Because it’s different.  Because context is everything.  Because it was on the heels of the Holocaust, in the exact place where the idea of eradicating an entire people began; an idea which led to more than 6 million people stripped of their dignity, tortured, and systematically exterminated: men, women, and children.

There were not just eleven people murdered in the Munich Olympics during those horrific events, frozen in time while the world witnessed.  Those 11 athletes represented a country, a religion, a people.  Every Jew lost a brother that day.

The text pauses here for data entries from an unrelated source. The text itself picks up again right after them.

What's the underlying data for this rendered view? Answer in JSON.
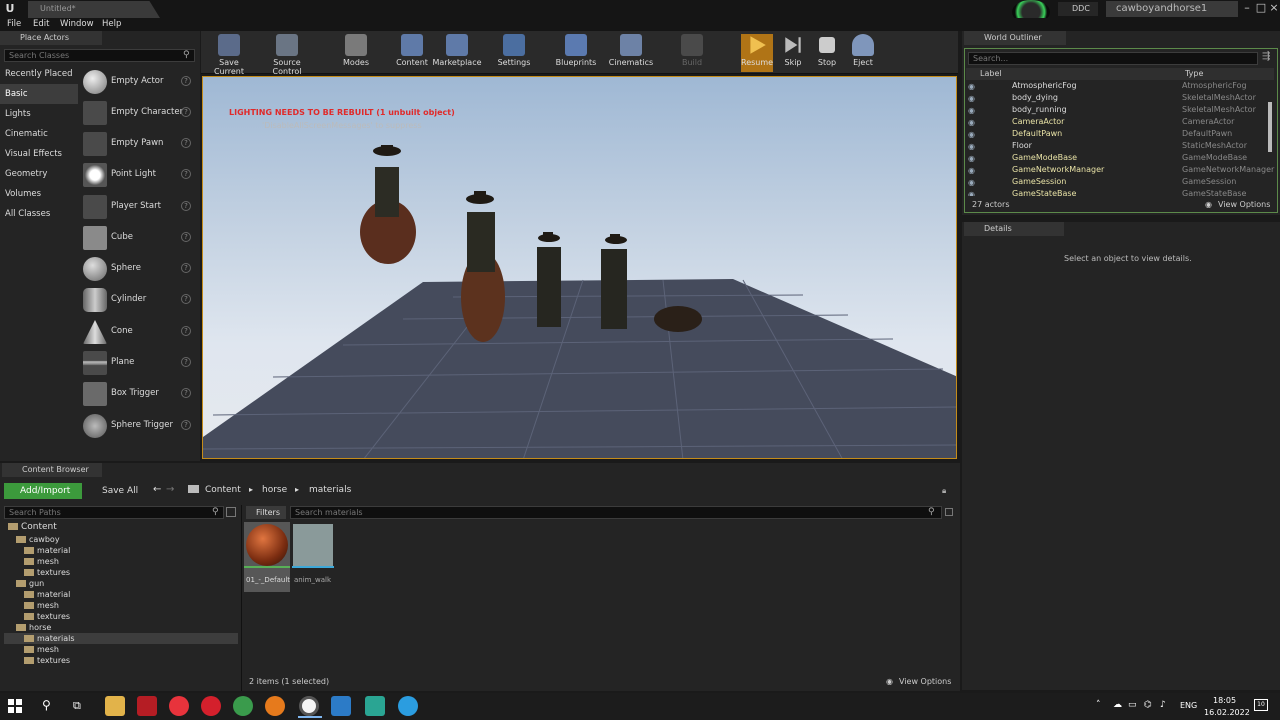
{
  "window": {
    "doc_tab": "Untitled*",
    "ddc": "DDC",
    "project": "cawboyandhorse1"
  },
  "menu": [
    "File",
    "Edit",
    "Window",
    "Help"
  ],
  "place_actors": {
    "tab": "Place Actors",
    "search_placeholder": "Search Classes",
    "categories": [
      "Recently Placed",
      "Basic",
      "Lights",
      "Cinematic",
      "Visual Effects",
      "Geometry",
      "Volumes",
      "All Classes"
    ],
    "selected_category": "Basic",
    "actors": [
      "Empty Actor",
      "Empty Character",
      "Empty Pawn",
      "Point Light",
      "Player Start",
      "Cube",
      "Sphere",
      "Cylinder",
      "Cone",
      "Plane",
      "Box Trigger",
      "Sphere Trigger"
    ]
  },
  "toolbar": {
    "items": [
      {
        "label": "Save Current",
        "icon": "save-icon"
      },
      {
        "label": "Source Control",
        "icon": "source-control-icon"
      },
      {
        "label": "Modes",
        "icon": "modes-icon"
      },
      {
        "label": "Content",
        "icon": "content-icon"
      },
      {
        "label": "Marketplace",
        "icon": "marketplace-icon"
      },
      {
        "label": "Settings",
        "icon": "settings-icon"
      },
      {
        "label": "Blueprints",
        "icon": "blueprints-icon"
      },
      {
        "label": "Cinematics",
        "icon": "cinematics-icon"
      },
      {
        "label": "Build",
        "icon": "build-icon"
      },
      {
        "label": "Resume",
        "icon": "resume-icon"
      },
      {
        "label": "Skip",
        "icon": "skip-icon"
      },
      {
        "label": "Stop",
        "icon": "stop-icon"
      },
      {
        "label": "Eject",
        "icon": "eject-icon"
      }
    ]
  },
  "viewport": {
    "warning": "LIGHTING NEEDS TO BE REBUILT (1 unbuilt object)",
    "suppress": "'DisableAllScreenMessages' to suppress"
  },
  "outliner": {
    "tab": "World Outliner",
    "search_placeholder": "Search...",
    "col_label": "Label",
    "col_type": "Type",
    "rows": [
      {
        "label": "AtmosphericFog",
        "type": "AtmosphericFog"
      },
      {
        "label": "body_dying",
        "type": "SkeletalMeshActor"
      },
      {
        "label": "body_running",
        "type": "SkeletalMeshActor"
      },
      {
        "label": "CameraActor",
        "type": "CameraActor"
      },
      {
        "label": "DefaultPawn",
        "type": "DefaultPawn"
      },
      {
        "label": "Floor",
        "type": "StaticMeshActor"
      },
      {
        "label": "GameModeBase",
        "type": "GameModeBase"
      },
      {
        "label": "GameNetworkManager",
        "type": "GameNetworkManager"
      },
      {
        "label": "GameSession",
        "type": "GameSession"
      },
      {
        "label": "GameStateBase",
        "type": "GameStateBase"
      }
    ],
    "count": "27 actors",
    "view_options": "View Options"
  },
  "details": {
    "tab": "Details",
    "empty": "Select an object to view details."
  },
  "content_browser": {
    "tab": "Content Browser",
    "add_import": "Add/Import",
    "save_all": "Save All",
    "path": [
      "Content",
      "horse",
      "materials"
    ],
    "search_paths": "Search Paths",
    "filters": "Filters",
    "search_assets": "Search materials",
    "tree": [
      {
        "name": "Content",
        "level": 0
      },
      {
        "name": "cawboy",
        "level": 1
      },
      {
        "name": "material",
        "level": 2
      },
      {
        "name": "mesh",
        "level": 2
      },
      {
        "name": "textures",
        "level": 2
      },
      {
        "name": "gun",
        "level": 1
      },
      {
        "name": "material",
        "level": 2
      },
      {
        "name": "mesh",
        "level": 2
      },
      {
        "name": "textures",
        "level": 2
      },
      {
        "name": "horse",
        "level": 1
      },
      {
        "name": "materials",
        "level": 2
      },
      {
        "name": "mesh",
        "level": 2
      },
      {
        "name": "textures",
        "level": 2
      }
    ],
    "assets": [
      "01_-_Default",
      "anim_walk"
    ],
    "status": "2 items (1 selected)",
    "view_options": "View Options"
  },
  "taskbar": {
    "lang": "ENG",
    "time": "18:05",
    "date": "16.02.2022",
    "notif": "10"
  }
}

When a U.S. embassy is attacked, America is attacked.  The 11 Israeli Olympians were not just individuals; they were Israel.  Then, once again, as Israel was attacked, the world did nothing but watch, as if it was another televised sporting event.  And it continues today while the International Olympic Committee refuses to honor their memory 40 years later.

Israel has moved into the 21st century.  Israeli children are taught about the Holocaust, yet they understand today’s realities.  They are no longer crippled by the past, rather they celebrate Israel’s Nobel Laureates in science, medical and technological breakthroughs, and the humanitarian efforts that are transforming the world.

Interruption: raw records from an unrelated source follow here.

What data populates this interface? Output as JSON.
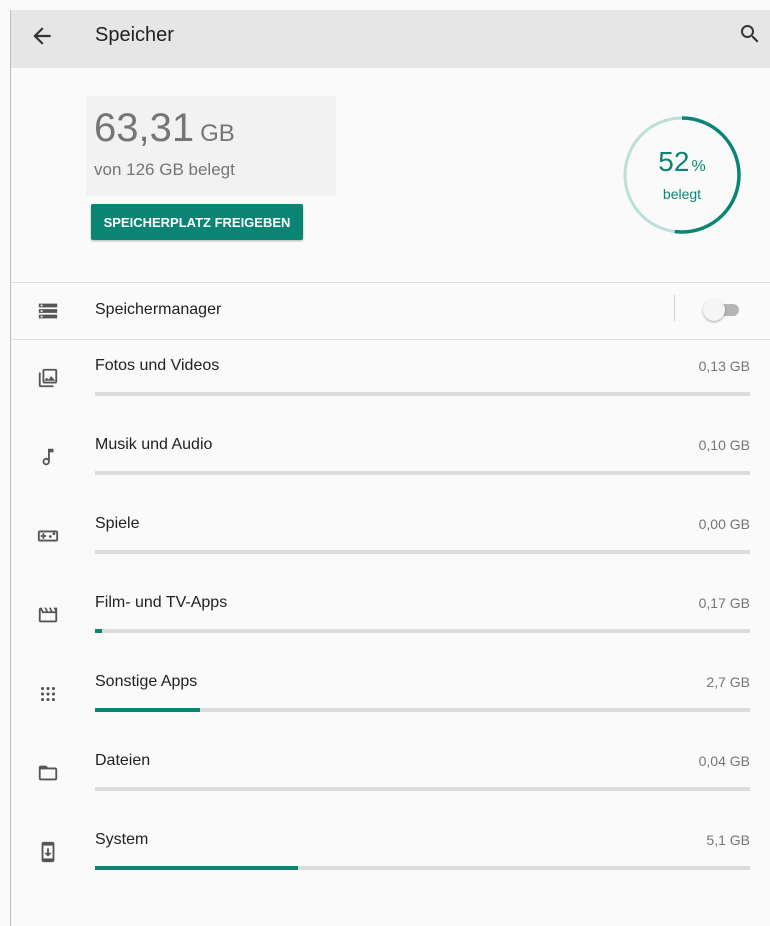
{
  "app_bar": {
    "title": "Speicher",
    "back_icon": "arrow-back-icon",
    "search_icon": "search-icon"
  },
  "summary": {
    "used_value": "63,31",
    "used_unit": "GB",
    "of_total": "von 126 GB belegt",
    "free_button_label": "SPEICHERPLATZ FREIGEBEN",
    "percent_value": "52",
    "percent_sign": "%",
    "percent_label": "belegt",
    "percent_used": 52
  },
  "manager": {
    "label": "Speichermanager",
    "icon": "storage-icon",
    "toggle_on": false
  },
  "categories": [
    {
      "label": "Fotos und Videos",
      "size": "0,13 GB",
      "fill_percent": 0,
      "icon": "photo-icon"
    },
    {
      "label": "Musik und Audio",
      "size": "0,10 GB",
      "fill_percent": 0,
      "icon": "music-note-icon"
    },
    {
      "label": "Spiele",
      "size": "0,00 GB",
      "fill_percent": 0,
      "icon": "gamepad-icon"
    },
    {
      "label": "Film- und TV-Apps",
      "size": "0,17 GB",
      "fill_percent": 1,
      "icon": "movie-icon"
    },
    {
      "label": "Sonstige Apps",
      "size": "2,7 GB",
      "fill_percent": 16,
      "icon": "apps-icon"
    },
    {
      "label": "Dateien",
      "size": "0,04 GB",
      "fill_percent": 0,
      "icon": "folder-icon"
    },
    {
      "label": "System",
      "size": "5,1 GB",
      "fill_percent": 31,
      "icon": "system-update-icon"
    }
  ],
  "colors": {
    "accent": "#0a8573",
    "ring_track": "#b9e0d9",
    "app_bar": "#e6e6e6",
    "bar_track": "#dcdcdc"
  }
}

Certain images create nations.  Unfortunately, those images are not always beautiful.  The assassination of Abraham Lincoln, Pearl Harbor, the Twin Towers.

As a Jewish nation, we can no longer stay paralyzed by our past, but we must never forget it.  We must remember the “indelible stains” of our history, from the destruction of the First and Second Temples to the heroism at Masada and Entebbe.  And we must honor with a moment of silence those who perished in the Holocaust, and our relatives lost in Munich in 1972.